The signaling sequence that was elucidated is depicted schematically in the Figure. Essentially, infarcted myocardial cells locally release NGF and GAP43, setting in motion a cascade of increased regionalized expression of neurotrophic substances and their retrograde transport to the left stellate ganglion (LSG) and presumably to other thoracic ganglia. The effects at the ganglionic level trigger more extensive growth of cardiac sympathetic neurons. The nerve sprouting occurs primarily in noninfarcted LV free wall, although some occurs in the damaged tissue. Limited growth in the infarcted region is probably attributable to the lack of blood supply. Cardiac nerve growth was verified both histologically and by the demonstration of increased neurofilament, tyrosine hydroxylase, and synaptophysin expression. The sympathetic nerve sprouting and hyperinnervation were evident by 3 days and persisted beyond the first week after MI. Interestingly, there were sizeable interindividual differences in systemic serum NGF concentration, a factor that is consistent with genetic control of cardiac nerve density and individual magnitude of nerve sprouting after infarction.
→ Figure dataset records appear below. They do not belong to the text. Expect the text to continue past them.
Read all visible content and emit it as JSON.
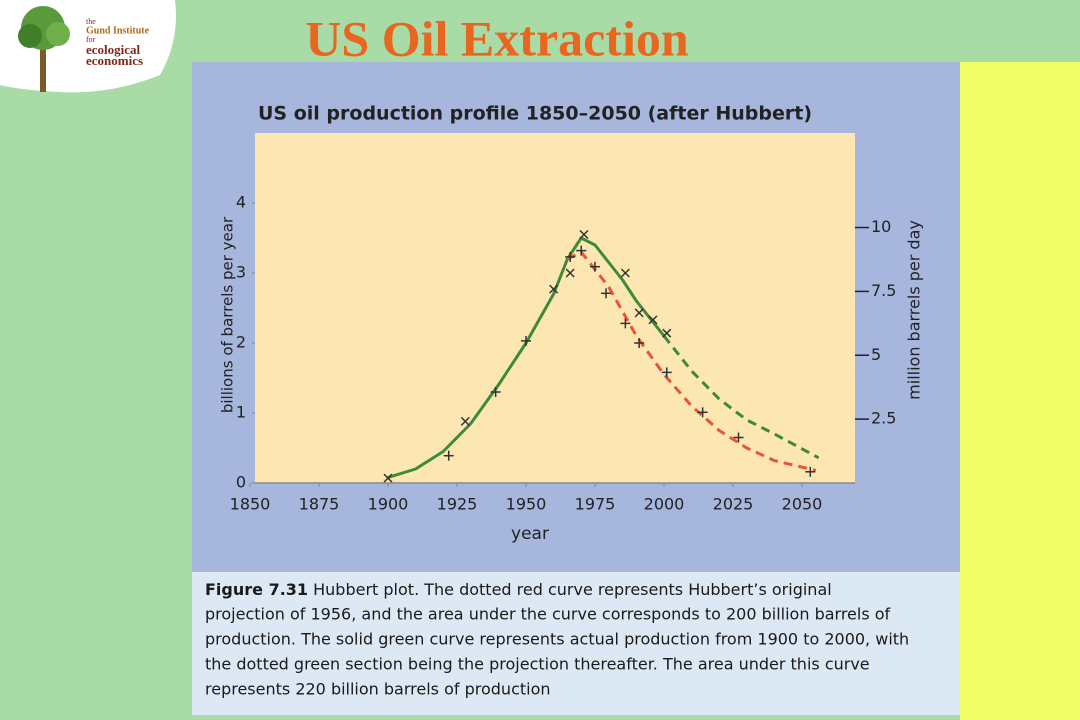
{
  "slide": {
    "title": "US Oil Extraction",
    "logo": {
      "lines": [
        "the",
        "Gund Institute",
        "for",
        "ecological",
        "economics"
      ]
    }
  },
  "chart_data": {
    "type": "line",
    "title": "US oil production profile 1850–2050 (after Hubbert)",
    "xlabel": "year",
    "ylabel": "billions of barrels per year",
    "y2label": "million barrels per day",
    "xlim": [
      1850,
      2070
    ],
    "xticks": [
      1850,
      1875,
      1900,
      1925,
      1950,
      1975,
      2000,
      2025,
      2050
    ],
    "ylim": [
      0,
      5
    ],
    "yticks": [
      0,
      1,
      2,
      3,
      4
    ],
    "y2lim": [
      0,
      13.7
    ],
    "y2ticks": [
      2.5,
      5,
      7.5,
      10
    ],
    "series": [
      {
        "color": "#3f8a3a",
        "dash": false,
        "x": [
          1900,
          1910,
          1920,
          1930,
          1940,
          1950,
          1960,
          1965,
          1970,
          1975,
          1980,
          1985,
          1990,
          1995,
          2000
        ],
        "values": [
          0.08,
          0.2,
          0.45,
          0.85,
          1.4,
          2.0,
          2.7,
          3.2,
          3.5,
          3.4,
          3.15,
          2.9,
          2.6,
          2.35,
          2.1
        ]
      },
      {
        "color": "#3f8a3a",
        "dash": true,
        "x": [
          2000,
          2010,
          2020,
          2030,
          2040,
          2056
        ],
        "values": [
          2.1,
          1.6,
          1.2,
          0.9,
          0.7,
          0.36
        ]
      },
      {
        "color": "#e4573a",
        "dash": true,
        "x": [
          1965,
          1970,
          1980,
          1990,
          2000,
          2010,
          2020,
          2030,
          2040,
          2055
        ],
        "values": [
          3.2,
          3.3,
          2.8,
          2.1,
          1.55,
          1.1,
          0.75,
          0.5,
          0.32,
          0.18
        ]
      },
      {
        "color": "#333333",
        "marker": "x",
        "x": [
          1900,
          1928,
          1960,
          1966,
          1971,
          1986,
          1991,
          1996,
          2001
        ],
        "values": [
          0.07,
          0.88,
          2.77,
          3.0,
          3.55,
          3.0,
          2.43,
          2.33,
          2.14
        ]
      },
      {
        "color": "#333333",
        "marker": "+",
        "x": [
          1922,
          1939,
          1950,
          1966,
          1970,
          1975,
          1979,
          1986,
          1991,
          2001,
          2014,
          2027,
          2053
        ],
        "values": [
          0.39,
          1.3,
          2.03,
          3.23,
          3.32,
          3.09,
          2.71,
          2.28,
          2.0,
          1.58,
          1.01,
          0.65,
          0.16
        ]
      }
    ],
    "caption": {
      "label": "Figure 7.31",
      "lines": [
        " Hubbert plot. The dotted red curve represents Hubbert’s original",
        "projection of 1956, and the area under the curve corresponds to 200 billion barrels of",
        "production. The solid green curve represents actual production from 1900 to 2000, with",
        "the dotted green section being the projection thereafter. The area under this curve",
        "represents 220 billion barrels of production"
      ]
    }
  }
}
This elegant study appears to support the fundamental hypothesis tested, namely, that NGF and GAP43 constitute the underlying signals responsible for nerve growth in this post-MI experimental model. As the authors acknowledge, direct proof of causality is not established, as the inferences were based primarily on the temporal sequence of neurotroph release and upregulation, retrograde transport, and subsequent nerve sprouting. Nevertheless, this group’s previous demonstration that NGF infusion into the LSG can directly elicit nerve sprouting in canines4 after MI lends strength to their central hypothesis. Potential sympathetic afferent pathways also require study. Overall, this investigation provides new insights bolstering the concept that after MI, there is heterogeneous sympathetic hyperinnervation, a condition known to be arrhythmogenic.
Intriguing questions arise as to whether neural remodeling is adaptive or maladaptive and whether manipulating this process has therapeutic potential. Clinically, it has been demonstrated that cardiac reinnervation improves hemodynamic function. After cardiac transplantation, reinnervation is associated with significant improvement in exercise performance, as evaluated by heart rate response, aerobic threshold, and oxygen consumption.10 However, the main concern is whether the improved hemodynamic function is achieved at the cost of heightened risk for life-threatening arrhythmias because of heterogeneous adrenergic hyperinnervation. Indeed, antagonizing the proarrhythmic effect of excessive adrenergic tone is the likely basis for the reduction in SCD by β-adrenergic blockade. It remains to be determined whether achieving more uniform nerve growth can optimize contractility without increasing electrical instability and risk for life-threatening arrhythmias.
Zhou et al9 have significantly advanced our understanding of the rewiring process that is integral to recovery from MI. It may not be premature to incorporate the term “neural remodeling,” introduced by these investigators, alongside “myocardial remodeling” into the conceptual framework of the pathophysiology of acute infarction.
The opinions expressed in this editorial are not necessarily those of the editors or of the American Heart Association.